Le point sur le Salon de Pékin de 2014 (1/2)

Le marché chinois a progressé de 14 % en 2013, à près de 22 millions d’unités (contre 4 millions d’unités en 2005). Pour l’année 2014, la CAAM (association chinoise des constructeurs d’automobiles) table sur une croissance des ventes comprise entre 8 et 10 %.

Malgré ce ralentissement de la croissance (principalement dû aux quotas d’immatriculations mis en place dans de grandes métropoles telles que Shanghai, Pékin ou Canton), la Chine offre toujours un fort potentiel de développement, car la demande d’automobiles est appelée à progresser dans les villes petites et moyennes. En outre, le taux de motorisation reste faible, avec seulement 70 véhicules pour 1 000 habitants.
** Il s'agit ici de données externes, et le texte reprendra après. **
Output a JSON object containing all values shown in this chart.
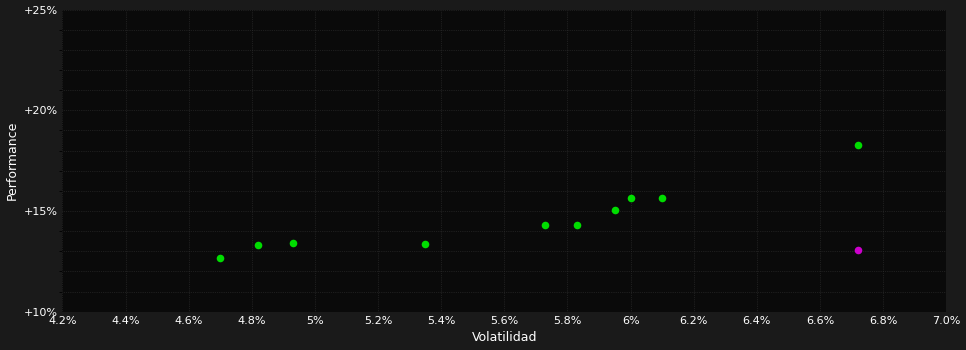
{
  "background_color": "#1a1a1a",
  "plot_bg_color": "#0a0a0a",
  "grid_color": "#333333",
  "xlabel": "Volatilidad",
  "ylabel": "Performance",
  "xlim": [
    0.042,
    0.07
  ],
  "ylim": [
    0.1,
    0.25
  ],
  "xticks": [
    0.042,
    0.044,
    0.046,
    0.048,
    0.05,
    0.052,
    0.054,
    0.056,
    0.058,
    0.06,
    0.062,
    0.064,
    0.066,
    0.068,
    0.07
  ],
  "yticks": [
    0.1,
    0.15,
    0.2,
    0.25
  ],
  "ytick_labels": [
    "+10%",
    "+15%",
    "+20%",
    "+25%"
  ],
  "green_points": [
    [
      0.047,
      0.1265
    ],
    [
      0.0482,
      0.133
    ],
    [
      0.0493,
      0.134
    ],
    [
      0.0535,
      0.1335
    ],
    [
      0.0573,
      0.143
    ],
    [
      0.0583,
      0.143
    ],
    [
      0.0595,
      0.1505
    ],
    [
      0.06,
      0.1565
    ],
    [
      0.061,
      0.1565
    ],
    [
      0.0672,
      0.183
    ]
  ],
  "magenta_points": [
    [
      0.0672,
      0.1305
    ]
  ],
  "green_color": "#00dd00",
  "magenta_color": "#cc00cc",
  "marker_size": 30,
  "tick_color": "#ffffff",
  "label_color": "#ffffff",
  "tick_fontsize": 8,
  "label_fontsize": 9
}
Du fait de cet optimisme concernant l’évolution du marché chinois, la treizième édition du Salon automobile de Pékin (du 20 au 29 avril) a attiré plus de 852 000 visiteurs, soit une fréquentation record. Le Salon a accueilli plus de 2 000 exposants. Plus de 1 100 véhicules étaient exposés, dont près de 120 nouveautés. L’importance du Salon a reflété l’importance du marché chinois pour la filière automobile.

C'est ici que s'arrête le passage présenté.